Here in the Annapolis Valley, the unemployment rate has fallen significantly over the past decade and is now below the provincial average. At the same time, labour force participation rates have risen. More recently, however, Nova Scotia's economy has faced a number of challenges related to international events, national shocks such as SARS, and local issues such as difficult growing conditions for farmers. These shocks have taken their toll on the local economy. For example, exports and shipments have been weak of late—and this is expected to drag down the growth of provincial output this year.

But what is clear is that the economy, both here in Nova Scotia and nationally, has the foundation for sustained growth and is well positioned to weather the shocks that, from time to time, threaten to blow us off course.

To be sure, the Canadian economy continues to adjust to major global developments. These developments include a marked recovery in world economic growth and an associated increase in commodity prices; the growing global presence of major emerging-market economies, such as China and India; and a realignment of world currencies, including the Canadian dollar.

Canadian monetary policy is facilitating the necessary adjustments to these developments by aiming to keep inflation at its 2 per cent target and the economy operating near its production capacity.

On 21 October, we released our semi-annual Monetary Policy Report. I will spend the last few minutes of my presentation today summarizing the key messages of the Report.

The Canadian economy as a whole is currently close to its production capacity. Exports, household spending, and business investment all contributed to stronger growth in the first half of 2004 than we had anticipated earlier in the year.

As we said in the Report, the Bank expects that the economy will remain near its production capacity through to the end of 2006—growing by slightly less than 3 per cent in 2005, and by slightly more than 3 per cent in 2006. The current outlook is for a continued, although more moderate, expansion of exports—but also a pickup in imports—and continuing strong growth in domestic demand. Business investment is projected to strengthen further, and gains in real incomes should support consumer spending. Housing investment is expected to stabilize at current high levels.

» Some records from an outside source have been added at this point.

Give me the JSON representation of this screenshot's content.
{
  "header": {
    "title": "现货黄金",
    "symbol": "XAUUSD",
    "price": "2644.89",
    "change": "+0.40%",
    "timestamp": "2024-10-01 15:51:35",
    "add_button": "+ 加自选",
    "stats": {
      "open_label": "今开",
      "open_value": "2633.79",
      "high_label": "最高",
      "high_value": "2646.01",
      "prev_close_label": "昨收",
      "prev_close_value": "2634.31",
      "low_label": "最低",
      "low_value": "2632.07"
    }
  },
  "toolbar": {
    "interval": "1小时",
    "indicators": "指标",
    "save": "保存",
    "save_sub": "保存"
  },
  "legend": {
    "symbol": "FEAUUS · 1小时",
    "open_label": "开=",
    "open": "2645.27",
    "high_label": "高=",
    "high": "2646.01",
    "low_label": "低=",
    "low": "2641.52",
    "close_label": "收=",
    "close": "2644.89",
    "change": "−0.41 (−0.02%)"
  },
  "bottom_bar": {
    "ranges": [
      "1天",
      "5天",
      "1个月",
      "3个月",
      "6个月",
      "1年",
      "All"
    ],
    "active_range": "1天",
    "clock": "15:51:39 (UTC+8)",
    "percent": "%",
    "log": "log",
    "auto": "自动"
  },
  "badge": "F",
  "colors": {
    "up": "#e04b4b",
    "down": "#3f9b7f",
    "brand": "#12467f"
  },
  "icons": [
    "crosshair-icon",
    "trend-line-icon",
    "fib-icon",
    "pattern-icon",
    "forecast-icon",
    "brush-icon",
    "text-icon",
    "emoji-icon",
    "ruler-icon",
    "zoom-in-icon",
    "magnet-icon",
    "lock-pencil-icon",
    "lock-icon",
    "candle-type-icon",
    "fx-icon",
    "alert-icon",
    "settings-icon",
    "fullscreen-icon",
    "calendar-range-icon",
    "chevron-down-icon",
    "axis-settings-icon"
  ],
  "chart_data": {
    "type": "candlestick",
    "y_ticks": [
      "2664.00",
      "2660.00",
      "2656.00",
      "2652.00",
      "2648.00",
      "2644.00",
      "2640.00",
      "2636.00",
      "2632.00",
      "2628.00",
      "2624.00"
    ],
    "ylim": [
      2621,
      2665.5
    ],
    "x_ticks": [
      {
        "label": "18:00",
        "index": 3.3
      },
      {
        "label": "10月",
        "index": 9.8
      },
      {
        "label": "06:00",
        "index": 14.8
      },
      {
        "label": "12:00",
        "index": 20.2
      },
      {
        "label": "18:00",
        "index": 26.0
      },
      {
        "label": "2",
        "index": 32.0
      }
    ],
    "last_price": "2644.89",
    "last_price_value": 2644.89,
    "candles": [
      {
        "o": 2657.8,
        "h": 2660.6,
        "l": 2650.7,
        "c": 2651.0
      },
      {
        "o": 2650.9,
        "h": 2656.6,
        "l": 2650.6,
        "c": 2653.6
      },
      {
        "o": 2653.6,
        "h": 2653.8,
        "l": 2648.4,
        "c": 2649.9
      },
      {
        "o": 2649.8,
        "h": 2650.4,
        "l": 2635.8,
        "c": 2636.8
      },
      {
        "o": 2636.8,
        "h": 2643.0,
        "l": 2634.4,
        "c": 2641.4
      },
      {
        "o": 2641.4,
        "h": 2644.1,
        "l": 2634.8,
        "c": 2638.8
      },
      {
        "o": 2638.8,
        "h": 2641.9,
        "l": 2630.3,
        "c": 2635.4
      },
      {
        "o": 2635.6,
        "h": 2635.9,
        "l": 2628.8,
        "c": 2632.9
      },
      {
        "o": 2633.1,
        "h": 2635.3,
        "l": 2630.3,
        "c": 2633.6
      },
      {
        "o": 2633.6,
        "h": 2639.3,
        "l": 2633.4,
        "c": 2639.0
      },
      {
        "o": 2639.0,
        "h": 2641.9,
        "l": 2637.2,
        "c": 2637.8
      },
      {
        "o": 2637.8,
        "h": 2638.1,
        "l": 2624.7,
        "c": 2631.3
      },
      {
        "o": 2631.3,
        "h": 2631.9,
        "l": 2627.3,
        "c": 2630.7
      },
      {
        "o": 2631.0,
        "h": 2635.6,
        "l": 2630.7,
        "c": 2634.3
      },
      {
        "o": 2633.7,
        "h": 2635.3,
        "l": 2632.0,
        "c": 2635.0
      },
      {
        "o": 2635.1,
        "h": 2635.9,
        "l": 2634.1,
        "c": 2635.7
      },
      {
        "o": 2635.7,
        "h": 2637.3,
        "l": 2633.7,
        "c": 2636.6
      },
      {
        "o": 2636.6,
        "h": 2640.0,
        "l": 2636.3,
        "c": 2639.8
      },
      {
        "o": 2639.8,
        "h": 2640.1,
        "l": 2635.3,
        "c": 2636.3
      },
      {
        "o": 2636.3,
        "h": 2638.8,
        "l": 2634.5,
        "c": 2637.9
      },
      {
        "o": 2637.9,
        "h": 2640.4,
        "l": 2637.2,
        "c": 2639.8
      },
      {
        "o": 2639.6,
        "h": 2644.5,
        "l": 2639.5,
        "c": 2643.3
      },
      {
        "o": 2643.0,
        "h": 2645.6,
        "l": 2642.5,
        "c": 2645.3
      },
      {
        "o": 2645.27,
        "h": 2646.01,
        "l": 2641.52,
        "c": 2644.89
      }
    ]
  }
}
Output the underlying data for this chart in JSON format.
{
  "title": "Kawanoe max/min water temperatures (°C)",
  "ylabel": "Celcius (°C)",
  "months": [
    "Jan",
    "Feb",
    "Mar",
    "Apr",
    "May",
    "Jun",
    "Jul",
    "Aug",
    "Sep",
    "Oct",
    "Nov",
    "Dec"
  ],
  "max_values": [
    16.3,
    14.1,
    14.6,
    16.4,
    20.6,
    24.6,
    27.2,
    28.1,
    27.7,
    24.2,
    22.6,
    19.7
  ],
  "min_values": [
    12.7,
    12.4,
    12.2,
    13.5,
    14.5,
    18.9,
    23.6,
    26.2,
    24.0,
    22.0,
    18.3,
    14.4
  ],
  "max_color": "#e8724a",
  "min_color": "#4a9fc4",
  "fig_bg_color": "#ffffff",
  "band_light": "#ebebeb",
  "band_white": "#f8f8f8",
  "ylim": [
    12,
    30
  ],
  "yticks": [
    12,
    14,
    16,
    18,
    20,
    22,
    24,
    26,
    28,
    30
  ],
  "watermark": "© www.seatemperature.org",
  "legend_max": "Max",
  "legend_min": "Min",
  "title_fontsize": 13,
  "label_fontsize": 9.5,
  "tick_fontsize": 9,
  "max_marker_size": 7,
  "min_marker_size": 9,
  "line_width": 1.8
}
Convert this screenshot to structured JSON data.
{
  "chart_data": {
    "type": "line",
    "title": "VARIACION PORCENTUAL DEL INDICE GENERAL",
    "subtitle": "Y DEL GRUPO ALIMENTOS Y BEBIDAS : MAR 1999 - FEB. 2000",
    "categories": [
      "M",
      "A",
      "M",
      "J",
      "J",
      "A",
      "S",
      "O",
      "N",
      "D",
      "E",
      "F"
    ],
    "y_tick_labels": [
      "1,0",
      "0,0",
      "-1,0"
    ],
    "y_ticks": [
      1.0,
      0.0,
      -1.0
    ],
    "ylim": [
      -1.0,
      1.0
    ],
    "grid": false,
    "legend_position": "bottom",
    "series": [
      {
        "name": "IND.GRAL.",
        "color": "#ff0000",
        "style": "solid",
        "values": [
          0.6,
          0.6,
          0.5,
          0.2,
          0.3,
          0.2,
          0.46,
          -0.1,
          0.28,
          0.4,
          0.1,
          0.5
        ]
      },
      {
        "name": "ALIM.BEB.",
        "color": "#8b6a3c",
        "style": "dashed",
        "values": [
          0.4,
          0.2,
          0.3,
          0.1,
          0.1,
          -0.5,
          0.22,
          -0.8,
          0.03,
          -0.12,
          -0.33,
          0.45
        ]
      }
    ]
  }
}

We also said that, with the economy operating near its potential over the projection period, and with inflation expectations well anchored, we expect that core inflation—currently at 1.5 per cent—will move up to 2 per cent by the end of 2005 and stay there through 2006. Let me remind you that core inflation, which excludes eight highly volatile components of the CPI, provides a better measure of the underlying trend of inflation.

Movements in crude oil prices will continue to dominate the outlook for total CPI inflation. Given the path suggested by futures prices for crude oil as of 15 October, we said in the Report that we expect total CPI inflation to rise to the top of the 1 to 3 per cent target range in the first half of 2005, before falling below core inflation in early 2006.

The Bank's base-case projection takes into account the quarter-point increase in the target for the overnight rate on 19 October. It also assumes "further reduction of monetary stimulus over time to keep the economy near its production capacity and achieve the inflation target," with "the pace of interest rate increases depending on the Bank's continuing assessment of the prospects for factors that affect pressures on capacity and, hence, inflation."

There are, of course, significant risks and uncertainties around our projection. These risks are related to the ongoing adjustment to changes in the global economy, including changes in commodity prices and exchange rates. And they underscore the importance of the continuous monitoring that we carry out as a key part of the conduct of monetary policy, and of the regular updates that we provide on our assessment of economic developments. However, the single most important point to bear in mind about monetary policy is the Bank's unwavering commitment to our objective. That objective is to keep the economy on the smoothest possible track for solid, sustainable economic growth by keeping inflation low, stable, and predictable.